Whilst there is certainly an element of double standards here, unfortunately the Elizabeth line isn't contributing much to overall revenue due to the short nature of most of the journeys - not to mention the fact that the lion's share of that revenue is going straight to TfL.
The line as a whole is (AIUI) due to break even imminently due to how high usage has been. How that is actually seen by the treasury due to the DfT/TfL split I don’t know.
Equally, the reason why hypothetical alternative 'non Covid' comparisons have to be made is that this is what investments and costs are based on. The industry would otherwise certainly not have grown or invested as much as it did immediately prior to Covid.
No indeed, albeit there is a political decision around looking for short term costs at the expense of further growth. The investments made were for the next few decades, and that growth will still come eventually, so I would argue the focus now really should be on how best to grow revenue further, rather then quibbling over relatively paltry sums in government spending terms.
Sadly the current government clearly disagrees!
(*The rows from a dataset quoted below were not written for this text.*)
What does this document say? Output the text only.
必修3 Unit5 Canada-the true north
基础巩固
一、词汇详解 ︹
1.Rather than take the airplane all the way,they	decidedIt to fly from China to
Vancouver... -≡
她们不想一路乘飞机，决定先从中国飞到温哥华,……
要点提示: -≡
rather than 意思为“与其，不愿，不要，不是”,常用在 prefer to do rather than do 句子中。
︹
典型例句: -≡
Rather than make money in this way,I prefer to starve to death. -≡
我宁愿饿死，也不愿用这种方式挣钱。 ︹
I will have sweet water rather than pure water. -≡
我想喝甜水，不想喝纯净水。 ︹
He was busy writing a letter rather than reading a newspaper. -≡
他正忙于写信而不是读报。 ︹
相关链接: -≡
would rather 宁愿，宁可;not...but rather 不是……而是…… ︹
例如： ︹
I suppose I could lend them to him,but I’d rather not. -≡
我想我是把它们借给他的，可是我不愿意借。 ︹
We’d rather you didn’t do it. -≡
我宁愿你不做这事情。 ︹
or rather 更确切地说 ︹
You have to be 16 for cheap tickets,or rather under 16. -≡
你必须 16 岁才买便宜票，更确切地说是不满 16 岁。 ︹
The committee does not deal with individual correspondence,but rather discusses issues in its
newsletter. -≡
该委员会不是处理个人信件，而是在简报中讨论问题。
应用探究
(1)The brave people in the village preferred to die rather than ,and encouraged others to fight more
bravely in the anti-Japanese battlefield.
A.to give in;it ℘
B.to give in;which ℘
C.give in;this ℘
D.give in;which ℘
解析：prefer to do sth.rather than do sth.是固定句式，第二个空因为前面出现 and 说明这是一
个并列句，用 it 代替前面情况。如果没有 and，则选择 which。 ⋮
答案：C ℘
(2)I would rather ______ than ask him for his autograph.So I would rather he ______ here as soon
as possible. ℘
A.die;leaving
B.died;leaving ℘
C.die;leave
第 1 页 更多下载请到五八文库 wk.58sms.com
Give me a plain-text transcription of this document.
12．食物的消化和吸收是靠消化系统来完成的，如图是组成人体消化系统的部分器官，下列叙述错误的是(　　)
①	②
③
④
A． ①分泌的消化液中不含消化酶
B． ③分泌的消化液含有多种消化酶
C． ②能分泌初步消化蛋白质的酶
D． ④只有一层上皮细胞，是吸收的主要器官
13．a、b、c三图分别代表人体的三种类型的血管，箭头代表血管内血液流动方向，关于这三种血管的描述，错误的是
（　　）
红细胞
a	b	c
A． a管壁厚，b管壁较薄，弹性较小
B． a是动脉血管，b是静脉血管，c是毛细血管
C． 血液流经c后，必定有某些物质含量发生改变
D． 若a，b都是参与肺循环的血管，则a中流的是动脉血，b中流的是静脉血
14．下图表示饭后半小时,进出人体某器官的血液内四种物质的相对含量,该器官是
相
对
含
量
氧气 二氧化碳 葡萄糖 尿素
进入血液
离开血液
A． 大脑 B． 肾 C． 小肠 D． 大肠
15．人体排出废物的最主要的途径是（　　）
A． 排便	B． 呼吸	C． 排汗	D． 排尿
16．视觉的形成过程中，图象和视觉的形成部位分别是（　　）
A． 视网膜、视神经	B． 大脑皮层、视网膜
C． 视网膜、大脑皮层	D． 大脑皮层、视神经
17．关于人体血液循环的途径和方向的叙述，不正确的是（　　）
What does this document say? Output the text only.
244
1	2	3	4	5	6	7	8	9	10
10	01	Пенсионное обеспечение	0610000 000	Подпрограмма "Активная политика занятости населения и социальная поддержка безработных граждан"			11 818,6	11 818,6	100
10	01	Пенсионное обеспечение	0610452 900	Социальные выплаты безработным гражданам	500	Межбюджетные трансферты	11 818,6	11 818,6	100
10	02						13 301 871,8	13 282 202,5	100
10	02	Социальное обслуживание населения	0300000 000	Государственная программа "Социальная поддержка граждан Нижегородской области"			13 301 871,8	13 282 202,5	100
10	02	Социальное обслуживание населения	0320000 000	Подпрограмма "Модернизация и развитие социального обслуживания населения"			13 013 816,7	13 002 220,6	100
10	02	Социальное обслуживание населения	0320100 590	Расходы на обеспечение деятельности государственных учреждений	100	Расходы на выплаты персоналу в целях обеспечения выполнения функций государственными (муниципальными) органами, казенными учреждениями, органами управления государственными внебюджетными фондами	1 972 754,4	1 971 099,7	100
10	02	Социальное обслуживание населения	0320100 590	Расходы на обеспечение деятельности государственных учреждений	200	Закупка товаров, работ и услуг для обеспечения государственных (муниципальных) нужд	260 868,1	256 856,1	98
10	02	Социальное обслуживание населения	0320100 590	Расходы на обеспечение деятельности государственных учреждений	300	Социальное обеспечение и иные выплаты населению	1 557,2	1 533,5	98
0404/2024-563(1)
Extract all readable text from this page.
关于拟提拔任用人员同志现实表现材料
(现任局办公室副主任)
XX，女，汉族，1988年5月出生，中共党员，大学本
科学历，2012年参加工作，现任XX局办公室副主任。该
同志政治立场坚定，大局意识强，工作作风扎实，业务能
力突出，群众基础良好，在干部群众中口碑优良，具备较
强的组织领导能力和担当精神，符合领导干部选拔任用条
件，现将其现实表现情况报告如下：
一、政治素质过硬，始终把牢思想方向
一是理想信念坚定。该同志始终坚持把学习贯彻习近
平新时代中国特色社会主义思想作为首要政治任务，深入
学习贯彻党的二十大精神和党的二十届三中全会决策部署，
There is a key difference - the CCOS is owned by Rail for London (a TfL subsidiary)*, whereas the Thameslink Core is owned by Network Rail. So access payments from EL to NR are only charged for Stratford - Shenfield and West of Paddington.
* - The ELL between New Cross Gate and Dalston Junction (and possibly into Highbury & Islington) is also RfL infrastructure.
Good points. As usual the pathetic politicking between central government and TfL gets in the way of a coherent and sensible railway strategy.